India and Pakistan failed to find any common ground in the growing war of words yesterday that seems destined to set this South Asian meet apart from the rest.
India and Pakistan failed to find any common ground in the growing war of words yesterday that seems destined to set this South Asian meet apart from the rest.
As the last two leaders of the seven nation grouping arrived here yesterday - Khaleda Zia, Prime Minister of Bangladesh and President Pervez Musharraf of Pakistan - there was no let up in the rhetoric in the Indian and Pakistani camps but there may be a glimmer of light in the first ever interaction between Indian prime minister Atal Bihari Vajpayee and his Bangladeshi counterpart Khaleda Zia.
Informed sources said that Vajpayee and Khaleda may have lowered their suspicions of each other after the Indian premier reminded his Bangladeshi counterpart of his friendship with her assassinated husband Ziaur Rehman, who was head of Bangladesh when Saarc was launched in Dhaka. Vajpayee was the Indian foreign minister at the time.
Vajpayee is reported to have told Khaleda that he had no objections to a review of the Ganges water treaty, a Khaleda election promise. But with India and Pakistan it was much more of the same.
Indian Foreign Office spokesperson Nirupama Rao told reporters that the Indian government had handed over the "evidence" to the Pakistan government. She was referring to the list of 20 people that India wants handed over.
The list includes Maulana Masood Azhar, the head of the Jaish-e-Mohammed, that India insists is the mastermind behind the attack on the Indian parliament on December 13.
Asked why India had not charged him while he was in an Indian jail for over five years, Rao said Azhar had in fact been charged with travelling on a forged passport - he had arrived on a Portuguese passport from Dhaka - and with terrorist activities related to his role as head of the banned Harkat ul Ansar.
"He was charged under the Prevention of Safety and Disruptionof Terrorist Act," she sai.
Officials told Gulf News that the charges had been dropped against him when he was exchanged in return for the freedom of the hostages taken during the Christmas-eve hijacking of IC 814 from Kathmandu to Delhi.
Pakistan's spokesperson Maj General Rashid Qureshi, however, continued to insist that "no evidence" had been handed over, just a list. When asked whether he would investigate those on that list, he said that Pakistan would apprehend any individual seen to have "incited violence and sectarian terror in Pakistan".
He said the arrest of Azhar and other individuals had to be seen in that context. He also said they were not being done at the behest of India.
"There is no question of bending to India or anybody else's wishes," he said, adding that the Jaish chief as well as the arrest of Hafiz Mohammed Sayeed was in accordance with an ordinance passed by the Musharraf government several months before the September 11 terror attack in Washington and New York.

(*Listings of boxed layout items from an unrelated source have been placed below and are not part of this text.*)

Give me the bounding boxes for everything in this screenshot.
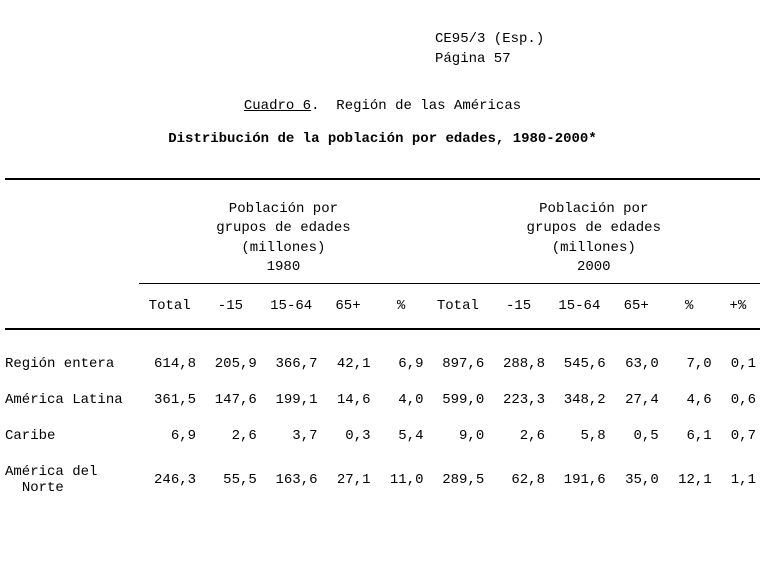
cell: 55,5	[200, 454, 261, 506]
cell: 288,8	[488, 346, 549, 382]
cell: 42,1	[322, 346, 375, 382]
cell: 599,0	[428, 382, 489, 418]
cell: 191,6	[549, 454, 610, 506]
cell: 27,1	[322, 454, 375, 506]
cell: 366,7	[261, 346, 322, 382]
cell: 6,1	[663, 418, 716, 454]
row-label: Región entera	[5, 346, 139, 382]
cell: 147,6	[200, 382, 261, 418]
cell: 2,6	[200, 418, 261, 454]
cell: 3,7	[261, 418, 322, 454]
cell: 63,0	[610, 346, 663, 382]
table-title: Región de las Américas	[336, 98, 521, 114]
col-1564-2000: 15-64	[549, 284, 610, 330]
col-1564-1980: 15-64	[261, 284, 322, 330]
cell: 205,9	[200, 346, 261, 382]
group-header-row: Población por grupos de edades (millones…	[5, 182, 760, 282]
table-row: Región entera 614,8 205,9 366,7 42,1 6,9…	[5, 346, 760, 382]
cell: 289,5	[428, 454, 489, 506]
cell: 6,9	[375, 346, 428, 382]
cell: 897,6	[428, 346, 489, 382]
col-minus15-1980: -15	[200, 284, 261, 330]
row-label: América Latina	[5, 382, 139, 418]
cell: 545,6	[549, 346, 610, 382]
doc-page: Página 57	[435, 50, 760, 70]
cell: 5,8	[549, 418, 610, 454]
col-total-1980: Total	[139, 284, 200, 330]
doc-header: CE95/3 (Esp.) Página 57	[435, 30, 760, 69]
cell: 4,6	[663, 382, 716, 418]
col-pct-1980: %	[375, 284, 428, 330]
row-label: América del Norte	[5, 454, 139, 506]
cell: 614,8	[139, 346, 200, 382]
cell: 246,3	[139, 454, 200, 506]
cell: 0,3	[322, 418, 375, 454]
group-header-2000: Población por grupos de edades (millones…	[428, 182, 760, 282]
cell: 5,4	[375, 418, 428, 454]
cell: 7,0	[663, 346, 716, 382]
cell: 62,8	[488, 454, 549, 506]
cell: 361,5	[139, 382, 200, 418]
col-65plus-2000: 65+	[610, 284, 663, 330]
cell: 27,4	[610, 382, 663, 418]
doc-ref: CE95/3 (Esp.)	[435, 30, 760, 50]
col-total-2000: Total	[428, 284, 489, 330]
table-number: Cuadro 6	[244, 98, 311, 114]
title-block: Cuadro 6. Región de las Américas Distrib…	[5, 94, 760, 152]
cell: 0,7	[716, 418, 760, 454]
cell: 12,1	[663, 454, 716, 506]
cell: 11,0	[375, 454, 428, 506]
table-subtitle: Distribución de la población por edades,…	[5, 127, 760, 152]
cell: 223,3	[488, 382, 549, 418]
row-label: Caribe	[5, 418, 139, 454]
cell: 0,6	[716, 382, 760, 418]
table-row: Caribe 6,9 2,6 3,7 0,3 5,4 9,0 2,6 5,8 0…	[5, 418, 760, 454]
column-header-row: Total -15 15-64 65+ % Total -15 15-64 65…	[5, 284, 760, 330]
cell: 0,5	[610, 418, 663, 454]
cell: 1,1	[716, 454, 760, 506]
cell: 348,2	[549, 382, 610, 418]
cell: 35,0	[610, 454, 663, 506]
table-row: América Latina 361,5 147,6 199,1 14,6 4,…	[5, 382, 760, 418]
cell: 0,1	[716, 346, 760, 382]
table-number-sep: .	[311, 98, 336, 114]
col-minus15-2000: -15	[488, 284, 549, 330]
group-header-1980: Población por grupos de edades (millones…	[139, 182, 427, 282]
col-plus-pct: +%	[716, 284, 760, 330]
cell: 9,0	[428, 418, 489, 454]
cell: 2,6	[488, 418, 549, 454]
page: CE95/3 (Esp.) Página 57 Cuadro 6. Región…	[0, 0, 765, 526]
col-blank	[5, 284, 139, 330]
cell: 6,9	[139, 418, 200, 454]
cell: 14,6	[322, 382, 375, 418]
cell: 4,0	[375, 382, 428, 418]
cell: 199,1	[261, 382, 322, 418]
table-number-line: Cuadro 6. Región de las Américas	[5, 94, 760, 119]
cell: 163,6	[261, 454, 322, 506]
data-table: Población por grupos de edades (millones…	[5, 178, 760, 507]
col-65plus-1980: 65+	[322, 284, 375, 330]
col-pct-2000: %	[663, 284, 716, 330]
table-row: América del Norte 246,3 55,5 163,6 27,1 …	[5, 454, 760, 506]
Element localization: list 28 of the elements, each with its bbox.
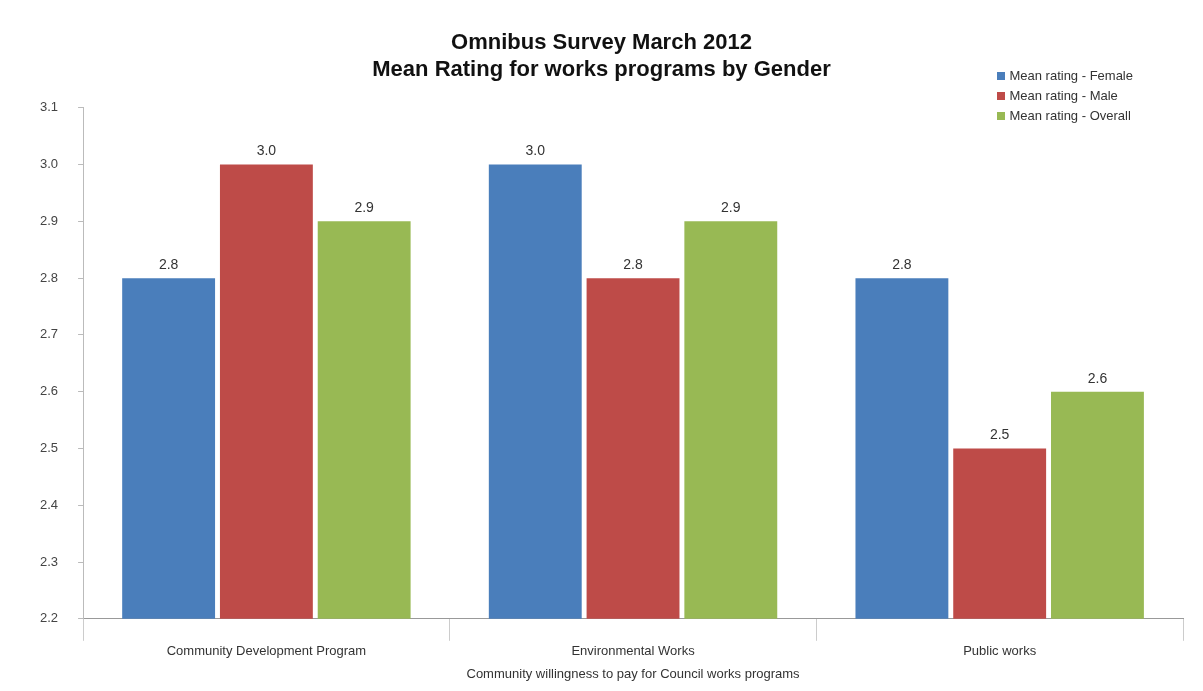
y-tick-label: 3.1 <box>39 99 59 115</box>
data-label: 2.9 <box>354 199 375 216</box>
y-tick-label: 2.5 <box>39 440 59 456</box>
y-tick-label: 2.4 <box>39 496 59 512</box>
data-label: 2.8 <box>158 255 179 272</box>
y-tick-label: 2.3 <box>39 553 59 569</box>
data-label: 2.6 <box>1087 369 1108 386</box>
y-tick-label: 2.8 <box>39 269 59 285</box>
legend-label: Mean rating - Female <box>1009 68 1133 83</box>
legend-label: Mean rating - Male <box>1009 88 1118 103</box>
x-tick-label: Public works <box>963 643 1037 659</box>
x-tick-label: Environmental Works <box>571 643 696 659</box>
y-tick-label: 2.2 <box>39 610 59 626</box>
data-label: 2.9 <box>721 199 741 216</box>
chart-subtitle: Mean Rating for works programs by Gender <box>372 55 832 81</box>
x-tick-label: Community Development Program <box>166 643 367 659</box>
chart-title: Omnibus Survey March 2012 <box>451 29 752 55</box>
y-tick-label: 2.9 <box>39 212 59 228</box>
data-label: 2.8 <box>892 255 912 272</box>
data-label: 2.8 <box>623 255 643 272</box>
x-axis-title: Community willingness to pay for Council works programs <box>466 665 801 681</box>
data-label: 3.0 <box>525 142 546 159</box>
legend-label: Mean rating - Overall <box>1009 108 1131 123</box>
y-tick-label: 2.6 <box>39 383 59 399</box>
y-tick-label: 2.7 <box>39 326 59 342</box>
y-tick-label: 3.0 <box>39 156 59 172</box>
data-label: 3.0 <box>256 142 277 159</box>
data-label: 2.5 <box>989 426 1010 443</box>
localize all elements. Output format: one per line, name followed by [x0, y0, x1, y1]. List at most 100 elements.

Qureshi clarified that the arrests were not against any groups and that the freezing of accounts of the two groups was in accordance with UN Security Council resolutions that directed the freezing of assets of all terrorist groups on their list.
Reacting to Indian Foreign Minister Jaswant Singh's statement on Wednesday that Pakistan's moral and diplomatic support contravened the UN Security Council resolution 1373 that banned any such support, Qureshi reminded his audience that there was an earlier resolution that assured the Kashmiris right to self determination, while reiterating a call for talks betwen the two countries.
Rao had earlier dismissed the call saying "there were no instant formulae" for bilateral talks and these happened on the sidelines of such summits according to the wishes of the leaders involved.
She also reacted to UK Prime Minister Tony Blair's comment that "while Pakistan had a relevant case on Kashmir, cross-border terrorism was not the answer" by saying that she agreed with Blair on the second premise. "Terrorism is terrorism wherever it occurs," she said.